PROPOSITION 8.
Similar pyramids which have triangular bases are in the triplicate ratio of their corresponding sides.
Let there be similar and similarly situated pyramids of which the triangles
ABC,
DEF, are the bases and the points
G,
H the vertices; I say that the pyramid
ABCG has to the pyramid
DEFH the ratio triplicate of that which
BC has to
EF.
For let the parallelepipedal solids
BGML,
EHQP be completed.
Now, since the pyramid
ABCG is similar to the pyramid
DEFH, therefore the angle
ABC is equal to the angle
DEF, the angle
GBC to the angle
HEF, and the angle
ABG to the angle
DEH; and, as
AB is to
DE, so is
BC to
EF, and
BG to
EH.
And since, as
AB is to
DE, so is
BC to
EF, and the sides are proportional about equal angles, therefore the parallelogram
BM is similar to the parallelogram
EQ.
For the same reason
BN is also similar to
ER, and
BK to
EO; therefore the three parallelograms
MB,
BK,
BN are similar to the three
EQ,
EO,
ER.
But the three parallelograms
MB,
BK,
BN are equal and similar to their three opposites, and the three
EQ,
EO,
ER are equal and similar to their three opposites. [
XI. 24]
Therefore the solids
BGML,
EHQP are contained by similar planes equal in multitude.
Therefore the solid
BGML is similar to the solid
EHQP.
But similar parallelepipedal solids are in the triplicate ratio of their corresponding sides. [
XI. 33]
Therefore the solid
BGML has to the solid
EHQP the ratio triplicate of that which the corresponding side
BC has to the corresponding side
EF.
But, as the solid
BGML is to the solid
EHQP, so is the pyramid
ABCG to the pyramid
DEFH, inasmuch as the pyramid is a sixth part of the solid, because the prism which is half of the parallelepipedal solid [
XI. 28] is also triple of the pyramid. [
XII. 7]
Therefore the pyramid
ABCG also has to the pyramid
DEFH the ratio triplicate of that which
BC has to
EF. Q. E. D.
PORISM.
From this it is manifest that similar pyramids which have polygonal bases are also to one another in the triplicate ratio of their corresponding sides.

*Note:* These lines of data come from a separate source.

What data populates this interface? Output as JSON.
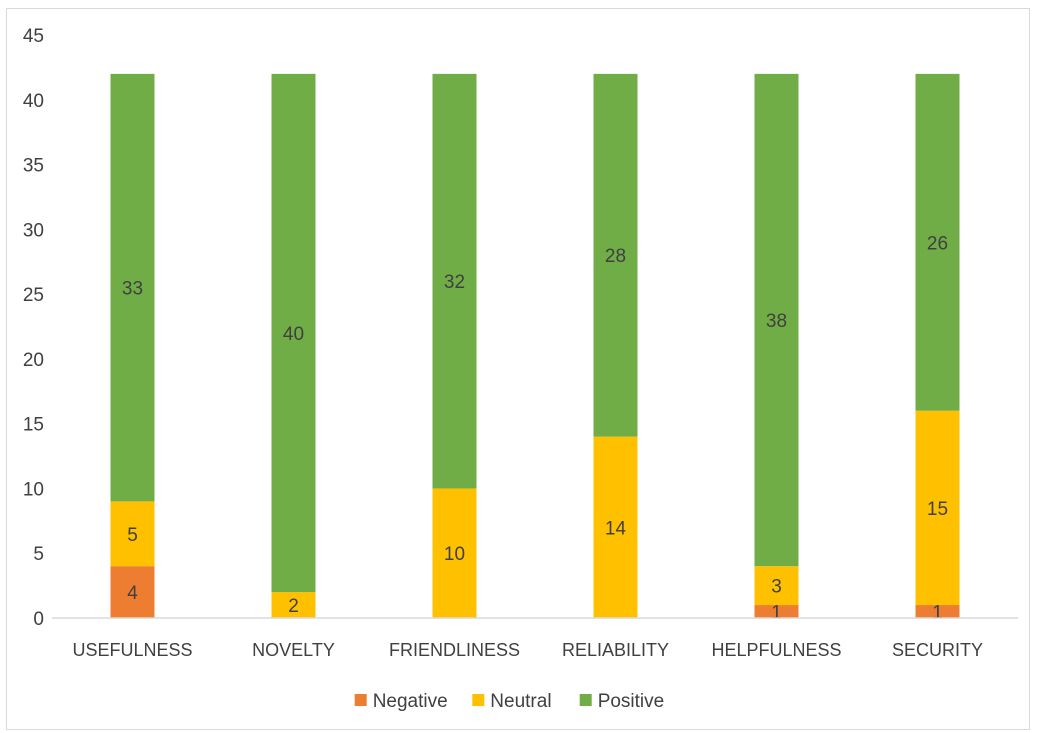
{
  "chart_data": {
    "type": "bar",
    "stacked": true,
    "categories": [
      "USEFULNESS",
      "NOVELTY",
      "FRIENDLINESS",
      "RELIABILITY",
      "HELPFULNESS",
      "SECURITY"
    ],
    "series": [
      {
        "name": "Negative",
        "color": "#ed7d31",
        "values": [
          4,
          0,
          0,
          0,
          1,
          1
        ],
        "labels": [
          "4",
          "",
          "",
          "",
          "1",
          "1"
        ]
      },
      {
        "name": "Neutral",
        "color": "#ffc000",
        "values": [
          5,
          2,
          10,
          14,
          3,
          15
        ],
        "labels": [
          "5",
          "2",
          "10",
          "14",
          "3",
          "15"
        ]
      },
      {
        "name": "Positive",
        "color": "#70ad47",
        "values": [
          33,
          40,
          32,
          28,
          38,
          26
        ],
        "labels": [
          "33",
          "40",
          "32",
          "28",
          "38",
          "26"
        ]
      }
    ],
    "title": "",
    "xlabel": "",
    "ylabel": "",
    "ylim": [
      0,
      45
    ],
    "yticks": [
      "0",
      "5",
      "10",
      "15",
      "20",
      "25",
      "30",
      "35",
      "40",
      "45"
    ],
    "grid": false,
    "legend": "bottom-center"
  }
}
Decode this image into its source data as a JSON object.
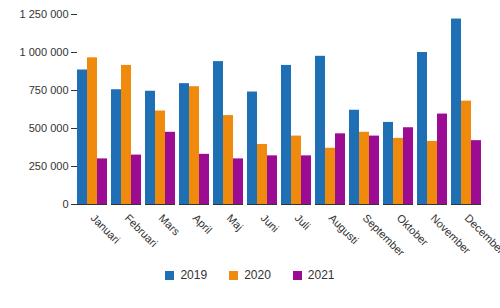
{
  "chart_data": {
    "type": "bar",
    "categories": [
      "Januari",
      "Februari",
      "Mars",
      "April",
      "Maj",
      "Juni",
      "Juli",
      "Augusti",
      "September",
      "Oktober",
      "November",
      "December"
    ],
    "series": [
      {
        "name": "2019",
        "color": "#1f6fb4",
        "values": [
          885000,
          755000,
          745000,
          795000,
          940000,
          740000,
          915000,
          975000,
          620000,
          540000,
          1000000,
          1220000
        ]
      },
      {
        "name": "2020",
        "color": "#f08a0c",
        "values": [
          965000,
          915000,
          615000,
          775000,
          585000,
          395000,
          450000,
          370000,
          475000,
          435000,
          415000,
          680000
        ]
      },
      {
        "name": "2021",
        "color": "#9c0c92",
        "values": [
          300000,
          325000,
          475000,
          330000,
          300000,
          320000,
          320000,
          465000,
          450000,
          505000,
          595000,
          420000
        ]
      }
    ],
    "ylim": [
      0,
      1250000
    ],
    "yticks": [
      0,
      {
        "value": 250000,
        "label": "250 000"
      },
      {
        "value": 500000,
        "label": "500 000"
      },
      {
        "value": 750000,
        "label": "750 000"
      },
      {
        "value": 1000000,
        "label": "1 000 000"
      },
      {
        "value": 1250000,
        "label": "1 250 000"
      }
    ],
    "grid": false,
    "legend": "bottom"
  }
}
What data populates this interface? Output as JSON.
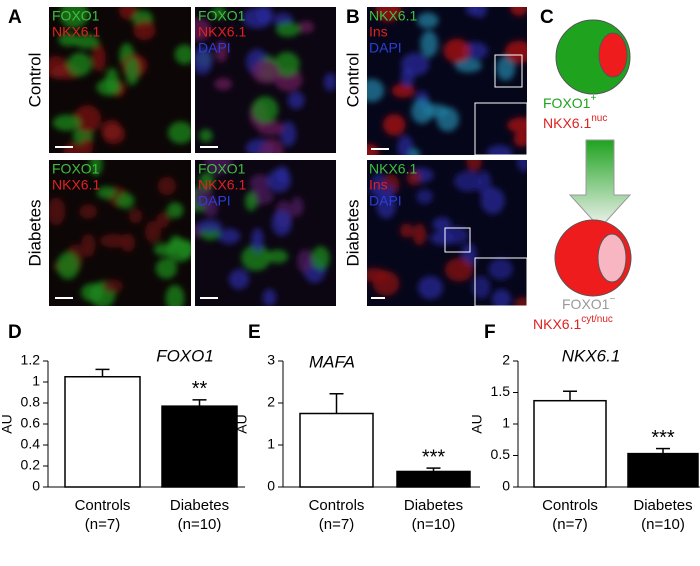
{
  "panel_labels": [
    "A",
    "B",
    "C",
    "D",
    "E",
    "F"
  ],
  "microscopy": {
    "rows": [
      "Control",
      "Diabetes"
    ],
    "panel_a_labels": [
      "FOXO1",
      "NKX6.1",
      "DAPI"
    ],
    "panel_b_labels": [
      "NKX6.1",
      "Ins",
      "DAPI"
    ]
  },
  "schematic": {
    "state1": [
      {
        "text": "FOXO1",
        "sup": "+"
      },
      {
        "text": "NKX6.1",
        "sup": "nuc"
      }
    ],
    "state2": [
      {
        "text": "FOXO1",
        "sup": "−"
      },
      {
        "text": "NKX6.1",
        "sup": "cyt/nuc"
      }
    ]
  },
  "chart_data": [
    {
      "type": "bar",
      "title": "FOXO1",
      "y_label": "AU",
      "categories": [
        "Controls",
        "Diabetes"
      ],
      "n_labels": [
        "(n=7)",
        "(n=10)"
      ],
      "values": [
        1.05,
        0.77
      ],
      "errors": [
        0.07,
        0.06
      ],
      "colors": [
        "#ffffff",
        "#000000"
      ],
      "significance": {
        "index": 1,
        "label": "**"
      },
      "ylim": [
        0,
        1.2
      ],
      "yticks": [
        0,
        0.2,
        0.4,
        0.6,
        0.8,
        1,
        1.2
      ]
    },
    {
      "type": "bar",
      "title": "MAFA",
      "y_label": "AU",
      "categories": [
        "Controls",
        "Diabetes"
      ],
      "n_labels": [
        "(n=7)",
        "(n=10)"
      ],
      "values": [
        1.75,
        0.37
      ],
      "errors": [
        0.47,
        0.08
      ],
      "colors": [
        "#ffffff",
        "#000000"
      ],
      "significance": {
        "index": 1,
        "label": "***"
      },
      "ylim": [
        0,
        3
      ],
      "yticks": [
        0,
        1,
        2,
        3
      ]
    },
    {
      "type": "bar",
      "title": "NKX6.1",
      "y_label": "AU",
      "categories": [
        "Controls",
        "Diabetes"
      ],
      "n_labels": [
        "(n=7)",
        "(n=10)"
      ],
      "values": [
        1.37,
        0.53
      ],
      "errors": [
        0.15,
        0.08
      ],
      "colors": [
        "#ffffff",
        "#000000"
      ],
      "significance": {
        "index": 1,
        "label": "***"
      },
      "ylim": [
        0,
        2
      ],
      "yticks": [
        0,
        0.5,
        1,
        1.5,
        2
      ]
    }
  ]
}
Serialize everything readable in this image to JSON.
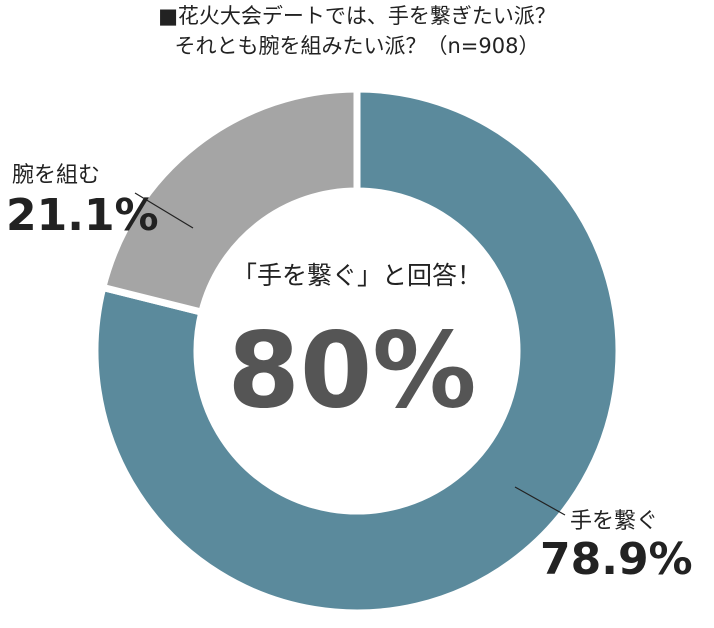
{
  "chart_data": {
    "type": "donut",
    "title": "■花火大会デートでは、手を繋ぎたい派？",
    "subtitle": "それとも腕を組みたい派？（n=908）",
    "categories": [
      "手を繋ぐ",
      "腕を組む"
    ],
    "values": [
      78.9,
      21.1
    ],
    "value_labels": [
      "78.9%",
      "21.1%"
    ],
    "colors": [
      "#5b8a9c",
      "#a5a5a5"
    ],
    "center_caption": "「手を繋ぐ」と回答！",
    "center_value": "80%"
  }
}
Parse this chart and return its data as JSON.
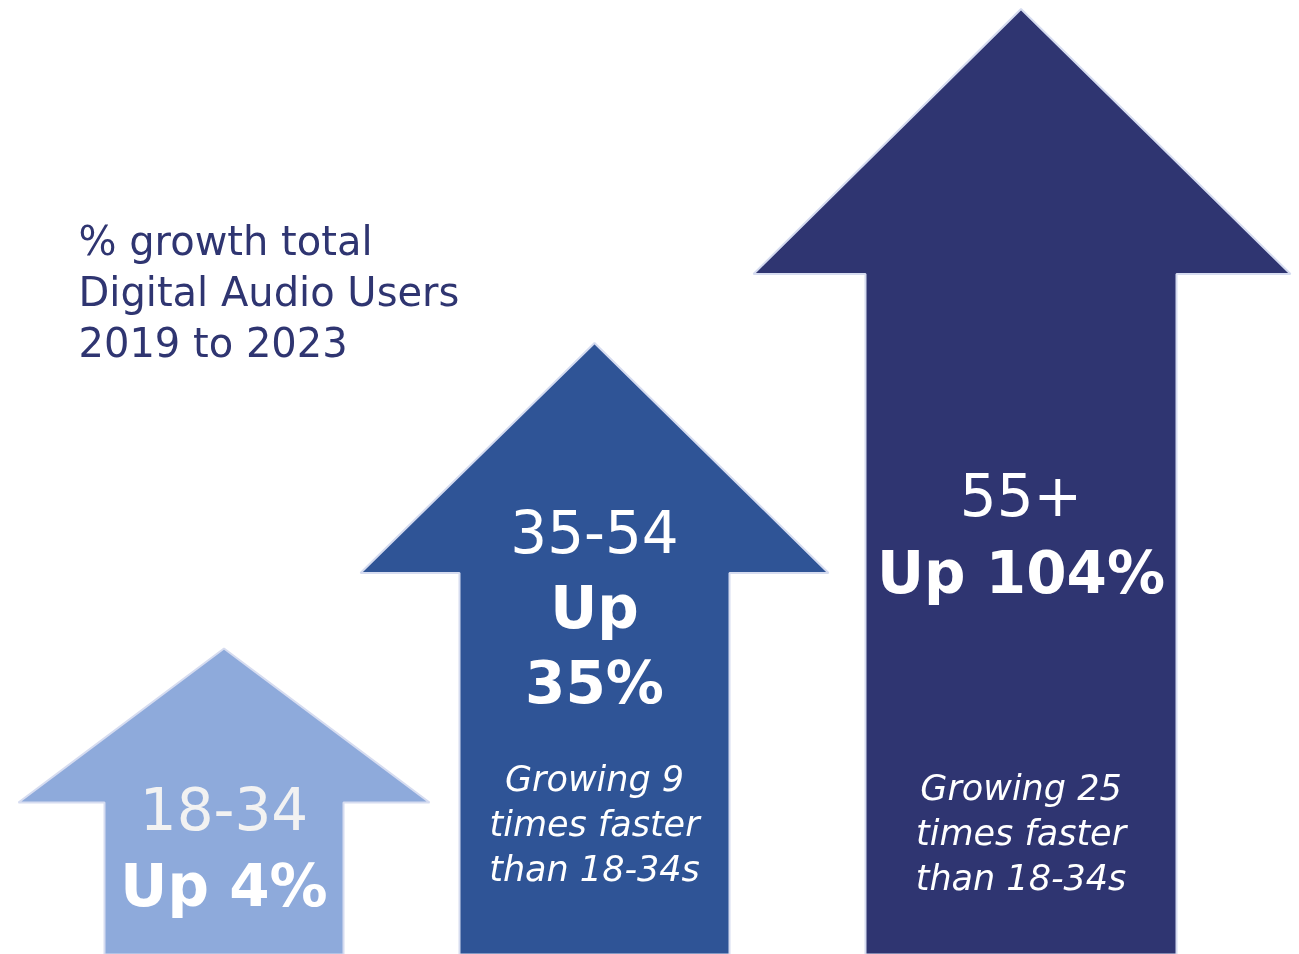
{
  "chart_data": {
    "type": "other",
    "title": "% growth total\nDigital Audio Users\n2019 to 2023",
    "categories": [
      "18-34",
      "35-54",
      "55+"
    ],
    "values": [
      4,
      35,
      104
    ],
    "value_labels": [
      "Up 4%",
      "Up 35%",
      "Up 104%"
    ],
    "colors": [
      "#8eaadb",
      "#2f5496",
      "#2f3571"
    ],
    "annotations": [
      {
        "text": "Growing 9\ntimes faster\nthan 18-34s",
        "x": "35-54"
      },
      {
        "text": "Growing 25\ntimes faster\nthan 18-34s",
        "x": "55+"
      }
    ]
  }
}
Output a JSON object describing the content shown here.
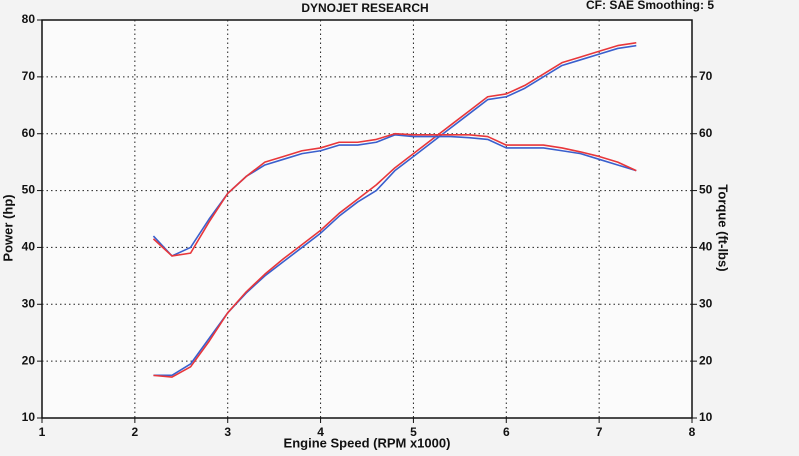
{
  "chart_data": {
    "type": "line",
    "title": "DYNOJET RESEARCH",
    "subtitle": "CF: SAE  Smoothing: 5",
    "x_label": "Engine Speed (RPM x1000)",
    "y_label": "Power (hp)",
    "y2_label": "Torque (ft-lbs)",
    "xlim": [
      1,
      8
    ],
    "xticks": [
      1,
      2,
      3,
      4,
      5,
      6,
      7,
      8
    ],
    "ylim": [
      10,
      80
    ],
    "yticks": [
      10,
      20,
      30,
      40,
      50,
      60,
      70,
      80
    ],
    "y2lim": [
      10,
      80
    ],
    "y2ticks": [
      10,
      20,
      30,
      40,
      50,
      60,
      70
    ],
    "grid": true,
    "x": [
      2.2,
      2.4,
      2.6,
      2.8,
      3.0,
      3.2,
      3.4,
      3.6,
      3.8,
      4.0,
      4.2,
      4.4,
      4.6,
      4.8,
      5.0,
      5.2,
      5.4,
      5.6,
      5.8,
      6.0,
      6.2,
      6.4,
      6.6,
      6.8,
      7.0,
      7.2,
      7.4
    ],
    "series": [
      {
        "color": "#3a5fcd",
        "values": [
          17.5,
          17.5,
          19.5,
          24,
          28.5,
          32,
          35,
          37.5,
          40,
          42.5,
          45.5,
          48,
          50,
          53.5,
          56,
          58.5,
          61,
          63.5,
          66,
          66.5,
          68,
          70,
          72,
          73,
          74,
          75,
          75.5
        ]
      },
      {
        "color": "#e8363a",
        "values": [
          17.5,
          17.2,
          19,
          23.5,
          28.5,
          32.2,
          35.3,
          38,
          40.5,
          43,
          46,
          48.5,
          51,
          54,
          56.5,
          59,
          61.5,
          64,
          66.5,
          67,
          68.5,
          70.5,
          72.5,
          73.5,
          74.5,
          75.5,
          76
        ]
      },
      {
        "color": "#3a5fcd",
        "axis": "y2",
        "values": [
          42,
          38.5,
          40,
          45,
          49.5,
          52.5,
          54.5,
          55.5,
          56.5,
          57,
          58,
          58,
          58.5,
          59.8,
          59.5,
          59.5,
          59.5,
          59.3,
          59,
          57.5,
          57.5,
          57.5,
          57,
          56.5,
          55.5,
          54.5,
          53.5
        ]
      },
      {
        "color": "#e8363a",
        "axis": "y2",
        "values": [
          41.5,
          38.5,
          39,
          44.5,
          49.5,
          52.5,
          55,
          56,
          57,
          57.5,
          58.5,
          58.5,
          59,
          60,
          59.8,
          59.8,
          59.8,
          59.8,
          59.5,
          58,
          58,
          58,
          57.5,
          56.8,
          56,
          55,
          53.5
        ]
      }
    ]
  }
}
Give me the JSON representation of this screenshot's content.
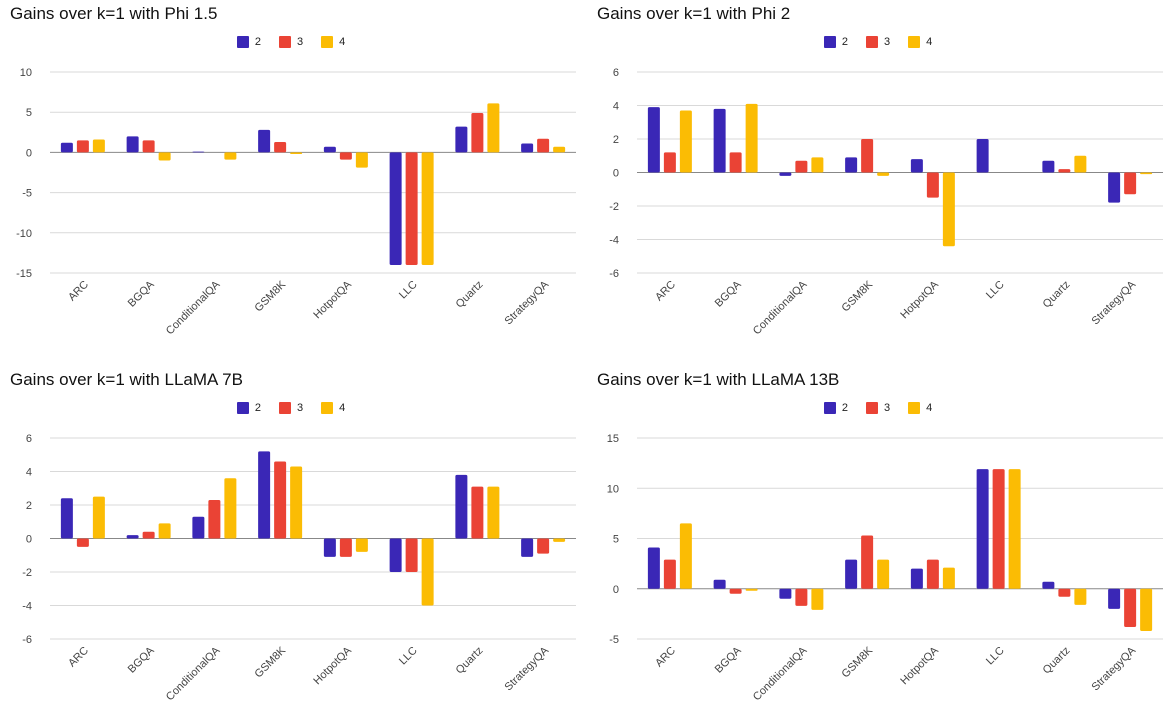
{
  "colors": {
    "2": "#3a27b6",
    "3": "#ea4335",
    "4": "#fbbc04"
  },
  "chart_data": [
    {
      "type": "bar",
      "title": "Gains over k=1 with Phi 1.5",
      "categories": [
        "ARC",
        "BGQA",
        "ConditionalQA",
        "GSM8K",
        "HotpotQA",
        "LLC",
        "Quartz",
        "StrategyQA"
      ],
      "series": [
        {
          "name": "2",
          "values": [
            1.2,
            2.0,
            0.1,
            2.8,
            0.7,
            -14.0,
            3.2,
            1.1
          ]
        },
        {
          "name": "3",
          "values": [
            1.5,
            1.5,
            0.0,
            1.3,
            -0.9,
            -14.0,
            4.9,
            1.7
          ]
        },
        {
          "name": "4",
          "values": [
            1.6,
            -1.0,
            -0.9,
            -0.2,
            -1.9,
            -14.0,
            6.1,
            0.7
          ]
        }
      ],
      "ylim": [
        -15,
        10
      ],
      "yticks": [
        10,
        5,
        0,
        -5,
        -10,
        -15
      ],
      "legend": "top-center",
      "grid": true
    },
    {
      "type": "bar",
      "title": "Gains over k=1 with Phi 2",
      "categories": [
        "ARC",
        "BGQA",
        "ConditionalQA",
        "GSM8K",
        "HotpotQA",
        "LLC",
        "Quartz",
        "StrategyQA"
      ],
      "series": [
        {
          "name": "2",
          "values": [
            3.9,
            3.8,
            -0.2,
            0.9,
            0.8,
            2.0,
            0.7,
            -1.8
          ]
        },
        {
          "name": "3",
          "values": [
            1.2,
            1.2,
            0.7,
            2.0,
            -1.5,
            0.0,
            0.2,
            -1.3
          ]
        },
        {
          "name": "4",
          "values": [
            3.7,
            4.1,
            0.9,
            -0.2,
            -4.4,
            0.0,
            1.0,
            -0.1
          ]
        }
      ],
      "ylim": [
        -6,
        6
      ],
      "yticks": [
        6,
        4,
        2,
        0,
        -2,
        -4,
        -6
      ],
      "legend": "top-center",
      "grid": true
    },
    {
      "type": "bar",
      "title": "Gains over k=1 with LLaMA 7B",
      "categories": [
        "ARC",
        "BGQA",
        "ConditionalQA",
        "GSM8K",
        "HotpotQA",
        "LLC",
        "Quartz",
        "StrategyQA"
      ],
      "series": [
        {
          "name": "2",
          "values": [
            2.4,
            0.2,
            1.3,
            5.2,
            -1.1,
            -2.0,
            3.8,
            -1.1
          ]
        },
        {
          "name": "3",
          "values": [
            -0.5,
            0.4,
            2.3,
            4.6,
            -1.1,
            -2.0,
            3.1,
            -0.9
          ]
        },
        {
          "name": "4",
          "values": [
            2.5,
            0.9,
            3.6,
            4.3,
            -0.8,
            -4.0,
            3.1,
            -0.2
          ]
        }
      ],
      "ylim": [
        -6,
        6
      ],
      "yticks": [
        6,
        4,
        2,
        0,
        -2,
        -4,
        -6
      ],
      "legend": "top-center",
      "grid": true
    },
    {
      "type": "bar",
      "title": "Gains over k=1 with LLaMA 13B",
      "categories": [
        "ARC",
        "BGQA",
        "ConditionalQA",
        "GSM8K",
        "HotpotQA",
        "LLC",
        "Quartz",
        "StrategyQA"
      ],
      "series": [
        {
          "name": "2",
          "values": [
            4.1,
            0.9,
            -1.0,
            2.9,
            2.0,
            11.9,
            0.7,
            -2.0
          ]
        },
        {
          "name": "3",
          "values": [
            2.9,
            -0.5,
            -1.7,
            5.3,
            2.9,
            11.9,
            -0.8,
            -3.8
          ]
        },
        {
          "name": "4",
          "values": [
            6.5,
            -0.2,
            -2.1,
            2.9,
            2.1,
            11.9,
            -1.6,
            -4.2
          ]
        }
      ],
      "ylim": [
        -5,
        15
      ],
      "yticks": [
        15,
        10,
        5,
        0,
        -5
      ],
      "legend": "top-center",
      "grid": true
    }
  ]
}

For, if they are divided into the pyramids contained in them which have triangular bases, by virtue of the fact that the similar polygons forming their bases are also divided into similar triangles equal in multitude and corresponding to the wholes [
VI. 20], then, as the one pyramid which has a triangular base in the one complete pyramid is to the one pyramid which has a triangular base in the other complete pyramid, so also will all the pyramids which have triangular bases contained in the one pyramid be to all the pyramids which have triangular bases contained in the other pyramid [
V. 12], that is, the pyramid itself which has a polygonal base to the pyramid which has a polygonal base.
But the pyramid which has a triangular base is to the pyramid which has a triangular base in the triplicate ratio of the corresponding sides; therefore also the pyramid which has a polygonal base has to the pyramid which has a similar base the ratio triplicate of that which the side has to the side.